Cumming School of Medicine, University of Calgary

Title: Probabilistic Universal Model Approximator (PUMA): A Novel Algorithm for Visualizing Classification Models


Biography: Sayed Metwaly


Statement of the Problem: Analysis of data is the most the most challenging step in metabolomics experiments [1]. In part, this is related to the enormous amount of data generated by metabolomics analytical methods [4]. Chemometrics, especially principal components analysis (PCA) and orthogonal partial least squares discriminant analysis (OPLS-DA) have been the most commonly used methods for analyzing metabolomics data [4]. Recently, the increase in complexity of metabolomics data sets further increased the reliance on more sophisticated supervised classification algorithms (e.g. support vector machine (SVM) and random forest (RF)) for analyzing metabolomics data. However, the lack of intuitive visualizations and the abstract nature of the output of these algorithms substantially impact their interpretability [5]. Methodology & Theoretical Orientation: Here we propose a novel algorithm, the “probabilistic universal model approximator” (PUMA).
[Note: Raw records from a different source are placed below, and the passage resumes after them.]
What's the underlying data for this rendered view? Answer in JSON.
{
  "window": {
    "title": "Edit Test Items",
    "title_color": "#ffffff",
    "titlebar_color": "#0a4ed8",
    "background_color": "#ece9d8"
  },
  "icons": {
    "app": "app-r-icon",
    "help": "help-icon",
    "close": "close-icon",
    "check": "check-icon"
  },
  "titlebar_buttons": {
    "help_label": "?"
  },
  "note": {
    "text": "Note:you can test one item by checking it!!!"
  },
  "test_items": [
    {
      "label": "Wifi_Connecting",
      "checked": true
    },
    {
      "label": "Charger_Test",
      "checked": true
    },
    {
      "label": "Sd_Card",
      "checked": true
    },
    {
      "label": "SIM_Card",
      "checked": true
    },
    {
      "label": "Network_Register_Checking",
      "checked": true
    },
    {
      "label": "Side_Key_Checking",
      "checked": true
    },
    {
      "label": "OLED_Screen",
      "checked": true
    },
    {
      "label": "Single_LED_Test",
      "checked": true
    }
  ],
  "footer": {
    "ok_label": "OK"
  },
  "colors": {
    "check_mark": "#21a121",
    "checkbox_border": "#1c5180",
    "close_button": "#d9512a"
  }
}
Based on PCA probabilistic mapping, PUMA projects a 3D surface that joins the points with a 50% probability of class assignment and overlays this surface on a 3D PCA scores scatterplot to delineate how the model of interest defines the interface that separates between classes. Findings: Unlike the over-optimistic OPLS-DA plots, PUMA plots are based on PCA scores scatter plots hence they impartially capture most of the data set variance irrespective of its correlation to the Y matrix (classes). PUMA’s modular design allows the examination of a myriad of classification models (such as SVM, RF, KNN, XGB, … etc.) and its interactive 3D output allows visually inspecting the performance of the model of interest (Fig. 1). Conclusion & Significance: Careful interpretation of the output of complex machine-learning classification algorithms is becoming a necessity, given the increasing reliance on such algorithms and the abstract output they produce. PUMA is an innovative visualization approach that intuitively aid in judgement of classification algorithms’ performance and is envisaged to increase their transparency.